LE VELE di Scampia erano un sogno. Erano un'illusione di sviluppo per l'area est di Napoli, un'utopia. Quando l'architetto Franz Di Salvo le concepì oltre il vecchio quartiere di Secondigliano, pensava a Le Corbusier e a Kenzo Tange. Sono diventate il simbolo del degrado, delle faide di camorra e dello spaccio. Da abbattere, scrisse Giorgio Bocca. Tre sono andate giù, quattro resistono come immagine plastica del contrasto tra l'inferno urbano e l'impegno di molti per il risanamento morale. È qui che esercita il suo fascino da educatore e da maestro di judo Gianni Maddaloni, papà di Pino, medaglia d'oro ai Giochi di Sydney nel 2000. È qui che è cresciuta sua figlia Laura, a sua volta campionessa, poi compagna nella vita di Clemente Russo, casertano di Marcianise, pugile due volte d'argento alle Olimpiadi. Il famoso "Tatanka".

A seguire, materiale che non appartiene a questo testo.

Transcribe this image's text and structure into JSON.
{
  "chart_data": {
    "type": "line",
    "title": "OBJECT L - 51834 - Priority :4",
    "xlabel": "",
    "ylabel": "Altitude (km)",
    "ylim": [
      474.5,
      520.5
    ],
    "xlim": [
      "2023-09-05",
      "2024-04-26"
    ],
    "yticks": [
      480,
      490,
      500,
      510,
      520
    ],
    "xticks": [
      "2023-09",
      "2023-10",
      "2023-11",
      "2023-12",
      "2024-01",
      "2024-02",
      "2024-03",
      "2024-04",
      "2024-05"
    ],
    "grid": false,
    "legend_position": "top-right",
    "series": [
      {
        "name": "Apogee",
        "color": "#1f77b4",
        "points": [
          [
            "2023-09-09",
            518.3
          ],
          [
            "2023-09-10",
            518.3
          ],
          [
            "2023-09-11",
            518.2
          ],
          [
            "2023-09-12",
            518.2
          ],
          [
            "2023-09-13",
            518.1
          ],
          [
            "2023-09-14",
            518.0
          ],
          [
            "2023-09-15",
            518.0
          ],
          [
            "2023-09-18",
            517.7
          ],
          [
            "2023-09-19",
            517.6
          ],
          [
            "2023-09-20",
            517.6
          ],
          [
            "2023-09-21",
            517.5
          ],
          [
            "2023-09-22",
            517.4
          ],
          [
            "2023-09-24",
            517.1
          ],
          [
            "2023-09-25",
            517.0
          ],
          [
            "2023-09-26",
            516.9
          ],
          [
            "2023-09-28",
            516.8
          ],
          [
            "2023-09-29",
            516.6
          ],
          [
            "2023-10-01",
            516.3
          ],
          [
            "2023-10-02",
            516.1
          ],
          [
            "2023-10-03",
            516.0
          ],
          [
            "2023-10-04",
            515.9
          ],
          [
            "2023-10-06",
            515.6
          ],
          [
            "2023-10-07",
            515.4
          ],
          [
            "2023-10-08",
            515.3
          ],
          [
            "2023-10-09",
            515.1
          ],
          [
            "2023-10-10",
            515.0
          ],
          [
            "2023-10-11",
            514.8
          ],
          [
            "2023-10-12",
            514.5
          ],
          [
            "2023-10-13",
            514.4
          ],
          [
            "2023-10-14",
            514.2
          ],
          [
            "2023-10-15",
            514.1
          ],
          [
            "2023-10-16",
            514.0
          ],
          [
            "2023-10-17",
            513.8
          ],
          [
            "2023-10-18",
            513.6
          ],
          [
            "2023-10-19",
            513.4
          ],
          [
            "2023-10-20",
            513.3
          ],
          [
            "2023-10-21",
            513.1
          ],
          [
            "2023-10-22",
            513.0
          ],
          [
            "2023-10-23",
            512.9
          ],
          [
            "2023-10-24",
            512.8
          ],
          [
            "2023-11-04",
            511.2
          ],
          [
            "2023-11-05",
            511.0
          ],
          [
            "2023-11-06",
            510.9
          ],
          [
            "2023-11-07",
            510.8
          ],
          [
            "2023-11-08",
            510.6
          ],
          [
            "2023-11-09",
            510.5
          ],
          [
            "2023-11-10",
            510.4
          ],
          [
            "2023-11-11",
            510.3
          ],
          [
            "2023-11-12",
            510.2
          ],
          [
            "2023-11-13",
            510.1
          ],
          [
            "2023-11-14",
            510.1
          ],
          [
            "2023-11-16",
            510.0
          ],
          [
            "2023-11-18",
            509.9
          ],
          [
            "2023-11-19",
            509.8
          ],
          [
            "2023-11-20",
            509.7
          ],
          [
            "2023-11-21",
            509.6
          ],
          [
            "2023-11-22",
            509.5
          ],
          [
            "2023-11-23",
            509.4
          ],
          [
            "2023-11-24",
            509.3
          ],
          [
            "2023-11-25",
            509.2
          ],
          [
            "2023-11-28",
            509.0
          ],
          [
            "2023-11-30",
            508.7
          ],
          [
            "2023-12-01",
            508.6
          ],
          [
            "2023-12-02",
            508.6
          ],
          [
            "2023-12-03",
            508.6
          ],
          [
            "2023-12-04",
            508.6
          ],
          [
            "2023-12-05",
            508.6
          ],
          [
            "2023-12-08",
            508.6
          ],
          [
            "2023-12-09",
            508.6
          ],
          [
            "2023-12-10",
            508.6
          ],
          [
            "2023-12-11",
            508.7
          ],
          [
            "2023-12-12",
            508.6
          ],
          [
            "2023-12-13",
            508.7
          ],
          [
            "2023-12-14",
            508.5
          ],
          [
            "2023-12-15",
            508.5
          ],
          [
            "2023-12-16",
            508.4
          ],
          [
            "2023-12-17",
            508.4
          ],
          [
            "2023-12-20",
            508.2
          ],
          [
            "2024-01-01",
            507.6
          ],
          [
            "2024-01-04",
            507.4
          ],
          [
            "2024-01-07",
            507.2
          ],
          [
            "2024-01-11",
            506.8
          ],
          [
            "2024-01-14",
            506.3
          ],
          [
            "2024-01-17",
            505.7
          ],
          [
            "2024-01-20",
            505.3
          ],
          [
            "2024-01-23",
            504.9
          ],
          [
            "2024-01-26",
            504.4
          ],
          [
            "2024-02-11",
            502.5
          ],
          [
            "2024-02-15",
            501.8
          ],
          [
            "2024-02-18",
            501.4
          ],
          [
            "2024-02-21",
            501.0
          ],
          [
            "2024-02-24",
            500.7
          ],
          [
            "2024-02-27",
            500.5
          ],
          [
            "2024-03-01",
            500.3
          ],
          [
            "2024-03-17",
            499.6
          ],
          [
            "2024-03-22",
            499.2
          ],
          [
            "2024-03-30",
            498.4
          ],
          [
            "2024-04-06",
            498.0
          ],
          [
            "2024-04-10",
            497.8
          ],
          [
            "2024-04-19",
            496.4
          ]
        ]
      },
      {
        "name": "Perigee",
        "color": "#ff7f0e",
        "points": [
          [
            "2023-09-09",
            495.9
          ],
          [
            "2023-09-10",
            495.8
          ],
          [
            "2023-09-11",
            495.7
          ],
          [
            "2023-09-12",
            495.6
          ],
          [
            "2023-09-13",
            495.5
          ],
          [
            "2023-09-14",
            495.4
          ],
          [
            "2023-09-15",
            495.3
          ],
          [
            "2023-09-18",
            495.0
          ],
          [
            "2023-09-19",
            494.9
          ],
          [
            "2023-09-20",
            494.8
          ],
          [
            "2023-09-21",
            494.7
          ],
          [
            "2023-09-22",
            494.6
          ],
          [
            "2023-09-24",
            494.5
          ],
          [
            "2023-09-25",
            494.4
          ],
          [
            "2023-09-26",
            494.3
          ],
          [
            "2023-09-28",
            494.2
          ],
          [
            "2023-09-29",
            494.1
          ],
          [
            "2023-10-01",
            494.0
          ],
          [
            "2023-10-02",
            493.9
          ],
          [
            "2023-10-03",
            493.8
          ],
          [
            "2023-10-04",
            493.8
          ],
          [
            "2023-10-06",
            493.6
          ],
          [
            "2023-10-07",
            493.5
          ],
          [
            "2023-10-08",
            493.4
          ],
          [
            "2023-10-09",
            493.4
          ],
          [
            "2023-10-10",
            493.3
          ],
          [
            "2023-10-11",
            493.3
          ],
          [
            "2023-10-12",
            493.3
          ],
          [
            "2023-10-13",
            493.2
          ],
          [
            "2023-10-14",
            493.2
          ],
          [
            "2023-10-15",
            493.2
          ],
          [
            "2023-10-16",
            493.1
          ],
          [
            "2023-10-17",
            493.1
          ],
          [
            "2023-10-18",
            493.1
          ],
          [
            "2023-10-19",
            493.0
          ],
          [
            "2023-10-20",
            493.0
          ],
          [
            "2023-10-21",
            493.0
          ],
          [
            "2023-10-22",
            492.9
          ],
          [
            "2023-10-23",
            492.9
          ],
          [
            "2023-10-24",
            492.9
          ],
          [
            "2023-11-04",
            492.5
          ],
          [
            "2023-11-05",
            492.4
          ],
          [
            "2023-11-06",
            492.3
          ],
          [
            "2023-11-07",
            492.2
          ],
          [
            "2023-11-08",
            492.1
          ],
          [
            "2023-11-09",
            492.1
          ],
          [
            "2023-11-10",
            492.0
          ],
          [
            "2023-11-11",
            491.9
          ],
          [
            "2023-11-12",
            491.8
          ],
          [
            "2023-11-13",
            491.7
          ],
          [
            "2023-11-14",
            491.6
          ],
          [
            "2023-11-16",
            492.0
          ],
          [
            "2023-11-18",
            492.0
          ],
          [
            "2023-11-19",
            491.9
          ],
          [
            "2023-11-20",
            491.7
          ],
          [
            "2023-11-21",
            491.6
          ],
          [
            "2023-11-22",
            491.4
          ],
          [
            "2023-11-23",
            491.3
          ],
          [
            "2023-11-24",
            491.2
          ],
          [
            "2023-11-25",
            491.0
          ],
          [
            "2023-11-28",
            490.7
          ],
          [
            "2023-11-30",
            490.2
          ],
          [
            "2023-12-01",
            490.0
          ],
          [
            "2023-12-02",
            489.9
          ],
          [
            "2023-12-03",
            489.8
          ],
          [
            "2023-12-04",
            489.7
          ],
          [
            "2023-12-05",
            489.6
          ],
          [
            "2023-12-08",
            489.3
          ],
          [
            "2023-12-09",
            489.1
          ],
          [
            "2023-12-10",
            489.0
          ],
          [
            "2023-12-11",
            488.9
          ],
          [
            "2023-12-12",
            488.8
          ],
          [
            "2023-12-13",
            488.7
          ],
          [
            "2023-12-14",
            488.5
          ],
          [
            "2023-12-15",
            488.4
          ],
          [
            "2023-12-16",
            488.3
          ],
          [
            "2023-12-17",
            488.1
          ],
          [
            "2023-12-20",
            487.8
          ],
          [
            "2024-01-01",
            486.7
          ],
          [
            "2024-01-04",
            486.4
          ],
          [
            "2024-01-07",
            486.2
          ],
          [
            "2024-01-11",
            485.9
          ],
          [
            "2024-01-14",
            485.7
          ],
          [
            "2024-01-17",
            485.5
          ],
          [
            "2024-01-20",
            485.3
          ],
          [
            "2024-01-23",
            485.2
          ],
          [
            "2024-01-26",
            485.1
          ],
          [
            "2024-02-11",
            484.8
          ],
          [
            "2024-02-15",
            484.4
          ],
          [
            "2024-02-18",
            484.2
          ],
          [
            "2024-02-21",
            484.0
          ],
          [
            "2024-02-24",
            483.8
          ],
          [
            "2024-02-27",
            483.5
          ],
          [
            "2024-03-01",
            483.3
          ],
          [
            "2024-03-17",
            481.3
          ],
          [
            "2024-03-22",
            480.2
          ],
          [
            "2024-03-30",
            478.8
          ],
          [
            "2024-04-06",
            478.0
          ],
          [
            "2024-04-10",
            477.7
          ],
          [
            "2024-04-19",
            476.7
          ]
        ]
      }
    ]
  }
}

Due libri adesso raccontano le loro traiettorie, l'impegno contro i mostri da cui sono stati circondati in quei luoghi che nell'immaginario sono diventati in questi anni Gomorra e Terra dei Fuochi.
Hanno due facce simili, Maddaloni e Russo, scavate e grinzose, potrebbero dirsi da cinema pasoliniano. Lo stesso sguardo accigliato, la stessa rabbia in fondo mai placata. Gianni Maddaloni ("L'oro di Scampia", con Marco Caiazzo, Baldini & Castoldi) rievoca storie di ragazzi salvati dalla sua palestra, altri perduti, le bollette da pagare, le istituzioni da inseguire e gli usurai che volteggiano, uomini che dal carcere gli scrivono chiedendogli di tenere i loro ragazzi lontani dai guadagni facili, che i guadagni facili a Scampia vogliono dire solo una cosa. Maddaloni racconta senza nascondere la sua delusione i giorni superati dei contrasti con Pino, allenatore della nazionale: una storia di cinture nere soffiate al quartiere. «Ha ottenuto quel riscatto sociale che tanto auspicava, eppure da lui tutta Scampia si sarebbe aspettata qualcosa di diverso. Che non ci abbandonasse. Ha scelto di non sacrificarsi e di puntare su se stesso». Clemente Russo ("Non abbiate paura di me", con Boris Sollazzo, Fandango) nel suo libro chiama Gianni un secondo padre, lui che viene da una famiglia in cui «se andavo male a scuola davano ragione ai professori. Se mi lamentavo dell'allenatore, mi dicevano che ero io a sbagliare». Un'intervista a Roberto Saviano fa da prologo al libro e in fondo da filo rosso per le due vicende: «Restare e combattere per vedere i propri meriti e il proprio talento riconosciuto, quando ti va bene, a metà? O andar via e giocarsela? Non so davvero cosa consigliare».